Bay Nature magazineJanuary-March 2015

Letter from the Publisher: Eye-Opening “Functional Beauty”

January 1, 2015
I

f you’re going to succeed as a species in this world, you need to get three things right: shelter, food, reproduction. Simple. But it’s the variety of ways in which living organisms go about meeting these three basic needs that gives rise to the mind-blowing diversity of life on the planet—all the shapes and colors and textures that living things come in.

So take marine algae—otherwise known as seaweed … please. That common name itself is sadly indicative of the level of respect we show these hardy—and beautiful—organisms. I’ll speak for myself. At local beaches, I usually scan the horizon for whales, peer at the water closer in for sea ducks and harbor seals, and look for sandpipers along the shore. But until recently, I’ve given short shrift to the seaweed washed up at the surf line.

But then I came across the images of San Francisco artist Josie Iselin in her book An Ocean Garden: The Secret Life of Seaweed and my eyes were opened. (Don’t you love it when that happens?)

Shortly thereafter I was on a beach in Mendocino and dug into several piles of washed-up seaweed. With my new knowledge and a little patience I was able to identify five distinct species all tumbled together. And I was able to see the structural differences between the various seaweeds as distinct adaptive strategies for the necessities of survival in the harsh ocean environment: the need for one end to have the tensile strength to stay attached to a substrate in the constantly moving ocean water while another part is buoyant enough to remain near the surface for photosynthesis. Similar diversity was also on display at low tide on the rocky marine terrace below the Pigeon Point Lighthouse on the San Mateo coast. Here in the intertidal zone, there’s a profusion of rock-hugging seaweeds that have to survive periods of the day totally submerged in water, periods when they’re battered by the waves, and periods when they’re high and almost dry. There were the bristly low-growing brown mats of “Brillo pad” seaweed (Endocladia muricata), the rough reddish blades of “Turkish towels” (Chondracanthus exasperatus), the slimy green iridescent sheets of Mazzaella, the fine articulated “branches” of red coralline algae, and many others. All competing for space on the rocks where they are bathed twice a day in the nutrient-rich waters of the Pacific. Same place, same conditions, but completely different shapes and textures evolved to take advantage of that place and those conditions. So functional. And yet, at the same time, so beautiful.

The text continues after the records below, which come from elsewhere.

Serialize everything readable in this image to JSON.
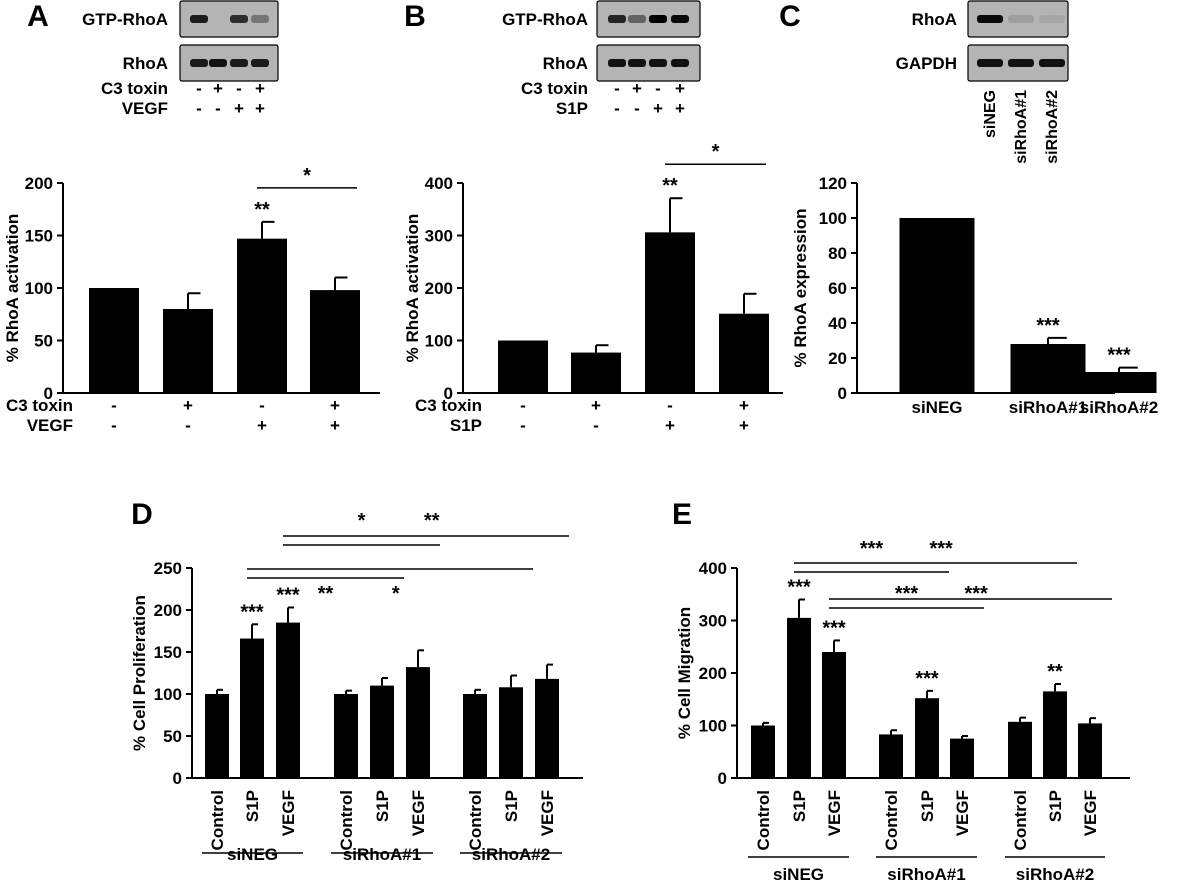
{
  "chart_data": [
    {
      "panel": "A",
      "type": "bar",
      "blot": {
        "rows": [
          "GTP-RhoA",
          "RhoA"
        ],
        "treatments": [
          {
            "label": "C3 toxin",
            "signs": [
              "-",
              "+",
              "-",
              "+"
            ]
          },
          {
            "label": "VEGF",
            "signs": [
              "-",
              "-",
              "+",
              "+"
            ]
          }
        ],
        "bands": [
          [
            0.85,
            0.0,
            0.75,
            0.35
          ],
          [
            0.85,
            0.9,
            0.85,
            0.85
          ]
        ]
      },
      "ylabel": "% RhoA activation",
      "ylim": [
        0,
        200
      ],
      "yticks": [
        0,
        50,
        100,
        150,
        200
      ],
      "values": [
        100,
        80,
        147,
        98
      ],
      "errors": [
        0,
        15,
        16,
        12
      ],
      "rows": [
        {
          "label": "C3 toxin",
          "signs": [
            "-",
            "+",
            "-",
            "+"
          ]
        },
        {
          "label": "VEGF",
          "signs": [
            "-",
            "-",
            "+",
            "+"
          ]
        }
      ],
      "annotations": [
        {
          "text": "**",
          "bar": 2
        },
        {
          "text": "*",
          "from": 2,
          "to": 3
        }
      ]
    },
    {
      "panel": "B",
      "type": "bar",
      "blot": {
        "rows": [
          "GTP-RhoA",
          "RhoA"
        ],
        "treatments": [
          {
            "label": "C3 toxin",
            "signs": [
              "-",
              "+",
              "-",
              "+"
            ]
          },
          {
            "label": "S1P",
            "signs": [
              "-",
              "-",
              "+",
              "+"
            ]
          }
        ],
        "bands": [
          [
            0.8,
            0.45,
            1.0,
            0.95
          ],
          [
            0.9,
            0.9,
            0.9,
            0.9
          ]
        ]
      },
      "ylabel": "% RhoA activation",
      "ylim": [
        0,
        400
      ],
      "yticks": [
        0,
        100,
        200,
        300,
        400
      ],
      "values": [
        100,
        77,
        306,
        151
      ],
      "errors": [
        0,
        14,
        65,
        38
      ],
      "rows": [
        {
          "label": "C3 toxin",
          "signs": [
            "-",
            "+",
            "-",
            "+"
          ]
        },
        {
          "label": "S1P",
          "signs": [
            "-",
            "-",
            "+",
            "+"
          ]
        }
      ],
      "annotations": [
        {
          "text": "**",
          "bar": 2
        },
        {
          "text": "*",
          "from": 2,
          "to": 3
        }
      ]
    },
    {
      "panel": "C",
      "type": "bar",
      "blot": {
        "rows": [
          "RhoA",
          "GAPDH"
        ],
        "lanes": [
          "siNEG",
          "siRhoA#1",
          "siRhoA#2"
        ],
        "bands": [
          [
            0.95,
            0.12,
            0.08
          ],
          [
            0.9,
            0.9,
            0.9
          ]
        ]
      },
      "ylabel": "% RhoA expression",
      "ylim": [
        0,
        120
      ],
      "yticks": [
        0,
        20,
        40,
        60,
        80,
        100,
        120
      ],
      "categories": [
        "siNEG",
        "siRhoA#1",
        "siRhoA#2"
      ],
      "values": [
        100,
        28,
        12
      ],
      "errors": [
        0,
        3.5,
        2.5
      ],
      "annotations": [
        {
          "text": "***",
          "bar": 1
        },
        {
          "text": "***",
          "bar": 2
        }
      ]
    },
    {
      "panel": "D",
      "type": "bar",
      "ylabel": "% Cell Proliferation",
      "ylim": [
        0,
        250
      ],
      "yticks": [
        0,
        50,
        100,
        150,
        200,
        250
      ],
      "categories": [
        "Control",
        "S1P",
        "VEGF",
        "Control",
        "S1P",
        "VEGF",
        "Control",
        "S1P",
        "VEGF"
      ],
      "groups": [
        "siNEG",
        "siRhoA#1",
        "siRhoA#2"
      ],
      "values": [
        100,
        166,
        185,
        100,
        110,
        132,
        100,
        108,
        118
      ],
      "errors": [
        5,
        17,
        18,
        4,
        9,
        20,
        5,
        14,
        17
      ],
      "annotations": [
        {
          "text": "***",
          "bar": 1
        },
        {
          "text": "***",
          "bar": 2
        },
        {
          "text": "*",
          "from": 2,
          "to": 5,
          "level": 3
        },
        {
          "text": "**",
          "from": 2,
          "to": 8,
          "level": 3
        },
        {
          "text": "**",
          "from": 1,
          "to": 4,
          "level": 1
        },
        {
          "text": "*",
          "from": 1,
          "to": 7,
          "level": 1
        }
      ]
    },
    {
      "panel": "E",
      "type": "bar",
      "ylabel": "% Cell Migration",
      "ylim": [
        0,
        400
      ],
      "yticks": [
        0,
        100,
        200,
        300,
        400
      ],
      "categories": [
        "Control",
        "S1P",
        "VEGF",
        "Control",
        "S1P",
        "VEGF",
        "Control",
        "S1P",
        "VEGF"
      ],
      "groups": [
        "siNEG",
        "siRhoA#1",
        "siRhoA#2"
      ],
      "values": [
        100,
        305,
        240,
        83,
        152,
        75,
        107,
        165,
        104
      ],
      "errors": [
        5,
        35,
        22,
        8,
        14,
        5,
        8,
        14,
        10
      ],
      "annotations": [
        {
          "text": "***",
          "bar": 1
        },
        {
          "text": "***",
          "bar": 2
        },
        {
          "text": "***",
          "bar": 4
        },
        {
          "text": "**",
          "bar": 7
        },
        {
          "text": "***",
          "from": 1,
          "to": 4,
          "level": 3
        },
        {
          "text": "***",
          "from": 1,
          "to": 7,
          "level": 3
        },
        {
          "text": "***",
          "from": 2,
          "to": 5,
          "level": 1
        },
        {
          "text": "***",
          "from": 2,
          "to": 8,
          "level": 1
        }
      ]
    }
  ]
}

Having our eyes opened to the “functional beauty” of local nature—from lichens to seaweeds to poppies to redwoods—is what we’ve enjoyed doing at Bay Nature for 14 years now. If you’ve enjoyed this as well, we’d like to invite you to celebrate those 14 years of sharing nature’s beauty at our upcoming annual awards dinner on Sunday, March 22 in Oakland. We’ll be honoring three of our local conservation heroes and enjoying Josie Iselin’s eye-opening presentation on the beauty and diversity of California seaweed. Find out about our award recipients and the event at
baynature.org/dinner.

About the Author

From 2001-2017, David Loeb served as editor and then publisher of Bay Nature magazine, and executive director of the nonprofit Bay Nature Institute. A Bay Area resident since 1973, David moved here after graduating from college in Boston. The decision was largely based on a week spent visiting friends in San Francisco the previous January, which had included a memorable day at Point Reyes National Seashore. In the late 1990s, after many years working for the Guatemala News and Information Bureau in Oakland, David had the opportunity to spend more time hiking and exploring the parks and open spaces of the Bay Area. Increasingly curious about what he was seeing, he began reading natural history books, attending naturalist-led hikes and natural history courses and lectures, and volunteering for several local conservation organizations.

This was rewarding, but he began to feel that the rich natural diversity of the Bay Area deserved a special venue and a dedicated voice for the whole region, to supplement the many publications devoted to one particular place or issue. That’s when the germ of Bay Nature magazine began to take shape. In February 1997, David contacted Malcolm Margolin, publisher of Heyday Books and News from Native California, with the idea of a magazine focused on nature in the Bay Area, and was delighted with Malcolm’s enthusiastic response. Over the course of many discussions with Malcolm, publishing professionals, potential funders, and local conservation and advocacy groups, the magazine gradually took shape and was launched in January 2001. It is still going strong, with a wider base of support than ever.

Now retired, David contributes monthly to his Bay Nature column "Field Reports."